Figuring the PIN was simply missing, I decided to call up Club Nintendo to have it manually added to my account. I scoured the website and tracked down the toll free number, and after wading through the menu system, I found myself on hold to speak with a representative.
And that’s when I discovered that Nintendo is brilliant.
Many of you will recognize this as the daytime theme to Hyrule Field in The Legend of Zelda: Ocarina of Time. As it turns out, it’s also the hold music on Nintendo’s hotline.
This is nothing short of genius on their part. Ocarina of Time is not only one of Nintendo’s most wildly successful titles, but it’s considered by many to be one of the greatest games of all time. There’s a very good chance that the people calling them up will be at least mildly familiar with the song, and upon realizing that it’s a tune from such a beloved title, they’ll probably be in a better mood. This is exactly what happened to me when I was on the phone last night; I can’t even tell you how long I was on hold, because I was so giddy over the fact that a Zelda song was being used as the hold music that I spent my time jamming along in my seat instead of getting impatient or annoyed.
Furthermore, my attitude once I got to talk to a representative was significantly better than it probably would’ve been otherwise. I ultimately received bad news from the gent helping me; apparently bundled games aren’t eligible for Club Nintendo points, but I was in such high spirits, the news really didn’t bother me that much. Instead I thanked the guy for his help and told him that the hold music was a very pleasant surprise. He chuckled and said that they get that a lot.

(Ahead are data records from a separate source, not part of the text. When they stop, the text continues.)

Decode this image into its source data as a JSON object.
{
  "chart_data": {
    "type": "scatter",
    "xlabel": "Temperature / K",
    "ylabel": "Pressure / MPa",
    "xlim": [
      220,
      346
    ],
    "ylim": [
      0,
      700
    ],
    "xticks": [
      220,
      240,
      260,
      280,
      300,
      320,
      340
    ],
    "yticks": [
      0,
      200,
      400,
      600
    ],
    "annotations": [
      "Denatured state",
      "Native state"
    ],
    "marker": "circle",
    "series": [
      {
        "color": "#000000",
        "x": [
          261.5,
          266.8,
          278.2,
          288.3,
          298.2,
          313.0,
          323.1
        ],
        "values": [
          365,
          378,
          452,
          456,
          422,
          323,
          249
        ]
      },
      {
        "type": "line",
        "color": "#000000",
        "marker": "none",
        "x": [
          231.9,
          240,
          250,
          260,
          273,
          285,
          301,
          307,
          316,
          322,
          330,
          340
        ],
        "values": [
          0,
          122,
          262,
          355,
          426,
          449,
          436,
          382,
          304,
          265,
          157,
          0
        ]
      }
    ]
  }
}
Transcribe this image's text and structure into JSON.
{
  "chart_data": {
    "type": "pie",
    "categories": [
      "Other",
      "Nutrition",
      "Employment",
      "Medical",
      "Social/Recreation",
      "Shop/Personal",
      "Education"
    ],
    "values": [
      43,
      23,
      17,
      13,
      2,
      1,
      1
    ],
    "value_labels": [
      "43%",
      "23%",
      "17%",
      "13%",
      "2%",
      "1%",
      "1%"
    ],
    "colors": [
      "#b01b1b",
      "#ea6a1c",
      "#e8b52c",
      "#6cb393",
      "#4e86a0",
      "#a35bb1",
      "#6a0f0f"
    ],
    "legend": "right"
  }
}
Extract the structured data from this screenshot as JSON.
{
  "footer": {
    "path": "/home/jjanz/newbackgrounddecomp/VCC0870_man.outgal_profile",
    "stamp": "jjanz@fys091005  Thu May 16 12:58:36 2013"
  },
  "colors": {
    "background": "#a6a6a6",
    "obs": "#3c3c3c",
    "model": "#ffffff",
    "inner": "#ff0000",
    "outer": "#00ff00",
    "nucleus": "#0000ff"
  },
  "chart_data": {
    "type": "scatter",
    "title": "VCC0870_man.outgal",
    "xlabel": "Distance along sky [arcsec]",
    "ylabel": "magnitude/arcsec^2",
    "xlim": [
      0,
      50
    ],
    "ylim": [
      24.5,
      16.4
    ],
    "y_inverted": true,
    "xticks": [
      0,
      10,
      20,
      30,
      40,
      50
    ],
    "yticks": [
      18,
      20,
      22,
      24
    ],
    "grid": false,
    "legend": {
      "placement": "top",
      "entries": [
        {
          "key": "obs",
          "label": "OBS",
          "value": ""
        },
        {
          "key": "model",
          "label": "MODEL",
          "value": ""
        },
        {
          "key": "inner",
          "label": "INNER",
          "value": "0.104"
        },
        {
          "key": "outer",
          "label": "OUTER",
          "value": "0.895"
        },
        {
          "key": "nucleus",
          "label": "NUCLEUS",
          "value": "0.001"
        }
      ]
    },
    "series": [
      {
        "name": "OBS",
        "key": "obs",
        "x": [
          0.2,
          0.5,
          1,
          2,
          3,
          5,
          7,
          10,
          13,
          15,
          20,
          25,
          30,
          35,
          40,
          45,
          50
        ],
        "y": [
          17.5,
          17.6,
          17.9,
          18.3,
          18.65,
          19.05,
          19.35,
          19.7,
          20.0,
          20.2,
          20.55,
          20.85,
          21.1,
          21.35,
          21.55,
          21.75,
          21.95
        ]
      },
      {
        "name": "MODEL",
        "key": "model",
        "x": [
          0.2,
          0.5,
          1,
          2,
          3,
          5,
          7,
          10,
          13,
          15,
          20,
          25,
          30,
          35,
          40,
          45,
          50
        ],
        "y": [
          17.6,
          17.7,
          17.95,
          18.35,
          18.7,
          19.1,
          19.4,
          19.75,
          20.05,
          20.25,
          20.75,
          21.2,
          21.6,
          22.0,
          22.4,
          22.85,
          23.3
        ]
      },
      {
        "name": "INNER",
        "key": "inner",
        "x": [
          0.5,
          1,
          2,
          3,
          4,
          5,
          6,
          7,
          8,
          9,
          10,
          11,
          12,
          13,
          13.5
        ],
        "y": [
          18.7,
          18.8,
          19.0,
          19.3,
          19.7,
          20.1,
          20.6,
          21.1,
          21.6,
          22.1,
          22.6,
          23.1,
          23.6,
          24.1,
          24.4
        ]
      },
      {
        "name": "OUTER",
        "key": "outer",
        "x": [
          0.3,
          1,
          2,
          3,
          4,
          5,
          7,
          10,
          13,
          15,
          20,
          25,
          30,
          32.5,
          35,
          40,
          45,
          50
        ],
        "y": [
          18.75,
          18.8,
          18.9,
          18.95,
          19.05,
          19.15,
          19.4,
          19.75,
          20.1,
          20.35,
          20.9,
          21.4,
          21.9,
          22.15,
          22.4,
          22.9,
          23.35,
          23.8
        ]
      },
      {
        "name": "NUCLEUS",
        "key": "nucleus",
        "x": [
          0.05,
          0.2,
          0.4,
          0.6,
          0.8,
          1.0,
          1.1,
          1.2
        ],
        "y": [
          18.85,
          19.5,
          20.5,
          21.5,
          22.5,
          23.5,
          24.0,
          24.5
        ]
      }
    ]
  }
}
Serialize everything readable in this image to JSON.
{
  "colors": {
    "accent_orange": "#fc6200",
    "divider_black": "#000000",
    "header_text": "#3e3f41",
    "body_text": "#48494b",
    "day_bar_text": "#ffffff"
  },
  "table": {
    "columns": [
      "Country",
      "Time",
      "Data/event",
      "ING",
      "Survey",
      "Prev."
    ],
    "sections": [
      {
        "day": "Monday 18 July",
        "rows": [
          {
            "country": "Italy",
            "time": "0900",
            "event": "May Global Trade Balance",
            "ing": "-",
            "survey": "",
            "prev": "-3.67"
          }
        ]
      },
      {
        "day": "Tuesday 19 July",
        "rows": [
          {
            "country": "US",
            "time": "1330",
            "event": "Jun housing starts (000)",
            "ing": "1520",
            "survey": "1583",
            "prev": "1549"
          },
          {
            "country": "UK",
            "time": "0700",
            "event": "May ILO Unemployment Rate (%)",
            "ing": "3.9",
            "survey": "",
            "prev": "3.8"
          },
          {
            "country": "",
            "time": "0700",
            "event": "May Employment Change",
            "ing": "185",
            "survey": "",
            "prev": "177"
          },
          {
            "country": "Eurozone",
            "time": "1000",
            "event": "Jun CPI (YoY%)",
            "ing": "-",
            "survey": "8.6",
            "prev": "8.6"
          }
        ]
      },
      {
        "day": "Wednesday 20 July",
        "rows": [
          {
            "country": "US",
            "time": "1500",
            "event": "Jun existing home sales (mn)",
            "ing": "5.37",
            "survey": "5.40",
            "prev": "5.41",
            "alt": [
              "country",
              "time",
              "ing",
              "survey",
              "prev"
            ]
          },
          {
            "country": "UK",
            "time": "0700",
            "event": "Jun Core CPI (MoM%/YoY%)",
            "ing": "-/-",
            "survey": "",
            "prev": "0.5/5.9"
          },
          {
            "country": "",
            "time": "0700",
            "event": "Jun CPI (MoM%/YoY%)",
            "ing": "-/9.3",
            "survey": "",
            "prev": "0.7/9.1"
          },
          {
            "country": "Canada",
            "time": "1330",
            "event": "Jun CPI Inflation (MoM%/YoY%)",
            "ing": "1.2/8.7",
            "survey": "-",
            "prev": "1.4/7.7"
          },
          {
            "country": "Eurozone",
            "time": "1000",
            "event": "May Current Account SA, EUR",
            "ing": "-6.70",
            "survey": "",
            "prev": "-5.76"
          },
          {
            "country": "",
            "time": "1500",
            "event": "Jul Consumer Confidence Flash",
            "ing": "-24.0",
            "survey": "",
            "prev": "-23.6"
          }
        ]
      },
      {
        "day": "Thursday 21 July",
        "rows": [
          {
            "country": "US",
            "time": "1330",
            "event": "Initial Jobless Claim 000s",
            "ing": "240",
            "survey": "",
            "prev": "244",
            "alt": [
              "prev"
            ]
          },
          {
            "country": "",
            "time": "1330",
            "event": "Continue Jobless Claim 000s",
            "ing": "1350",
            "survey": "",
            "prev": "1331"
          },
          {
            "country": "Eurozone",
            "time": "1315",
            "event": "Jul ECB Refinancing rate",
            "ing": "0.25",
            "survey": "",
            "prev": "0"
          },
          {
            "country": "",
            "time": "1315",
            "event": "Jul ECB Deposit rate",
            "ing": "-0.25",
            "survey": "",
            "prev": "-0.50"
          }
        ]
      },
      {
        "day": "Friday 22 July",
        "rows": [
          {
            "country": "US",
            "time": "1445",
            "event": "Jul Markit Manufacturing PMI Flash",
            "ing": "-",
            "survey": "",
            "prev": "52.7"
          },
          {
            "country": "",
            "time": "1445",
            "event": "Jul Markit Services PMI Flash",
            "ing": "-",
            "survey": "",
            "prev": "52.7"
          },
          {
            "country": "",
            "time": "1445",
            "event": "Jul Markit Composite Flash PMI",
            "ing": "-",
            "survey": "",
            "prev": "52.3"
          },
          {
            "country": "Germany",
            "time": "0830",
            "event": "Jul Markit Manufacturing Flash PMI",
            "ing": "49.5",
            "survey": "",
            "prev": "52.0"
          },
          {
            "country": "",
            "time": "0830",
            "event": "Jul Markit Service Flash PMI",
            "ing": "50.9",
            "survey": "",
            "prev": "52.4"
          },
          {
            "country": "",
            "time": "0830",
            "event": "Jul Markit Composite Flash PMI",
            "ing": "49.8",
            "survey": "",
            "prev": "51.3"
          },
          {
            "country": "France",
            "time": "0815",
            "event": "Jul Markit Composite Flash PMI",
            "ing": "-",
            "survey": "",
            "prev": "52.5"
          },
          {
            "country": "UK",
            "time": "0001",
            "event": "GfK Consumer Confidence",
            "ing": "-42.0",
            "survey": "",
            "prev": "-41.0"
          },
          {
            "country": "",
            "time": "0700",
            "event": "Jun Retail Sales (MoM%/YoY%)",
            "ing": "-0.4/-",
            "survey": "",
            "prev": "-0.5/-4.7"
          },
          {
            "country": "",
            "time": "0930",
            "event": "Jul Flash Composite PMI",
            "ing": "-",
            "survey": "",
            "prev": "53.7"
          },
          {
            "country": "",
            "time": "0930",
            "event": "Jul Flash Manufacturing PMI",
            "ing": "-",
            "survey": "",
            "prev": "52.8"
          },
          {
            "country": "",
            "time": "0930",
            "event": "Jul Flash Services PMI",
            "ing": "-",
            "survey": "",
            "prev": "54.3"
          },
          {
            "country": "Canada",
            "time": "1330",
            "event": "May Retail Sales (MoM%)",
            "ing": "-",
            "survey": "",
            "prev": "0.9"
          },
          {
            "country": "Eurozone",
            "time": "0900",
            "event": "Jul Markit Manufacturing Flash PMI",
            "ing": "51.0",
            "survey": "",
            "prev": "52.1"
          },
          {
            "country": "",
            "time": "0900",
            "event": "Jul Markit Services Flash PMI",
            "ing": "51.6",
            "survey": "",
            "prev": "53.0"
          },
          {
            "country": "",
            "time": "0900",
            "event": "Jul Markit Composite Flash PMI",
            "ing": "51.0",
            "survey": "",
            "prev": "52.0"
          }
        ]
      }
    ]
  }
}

In light of what I learned last night, I’m kinda tempted to start calling up other game developers just to see if they too have done anything fun with their hold music. It really is something that more companies need to adopt; if someone’s calling customer service, they obviously have a problem, and given that some waits can be upwards of an hour or more, having good music can probably go a VERY long way toward making customers feel better about their outcomes, even if they didn’t get what they wanted.
Obligatory Legal Crap
I am in no way affiliated with Nintendo, Club Nintendo, or Legend of Zelda. I’m just a geek that found myself wanting to hook up my N64 after I got off the phone with customer service.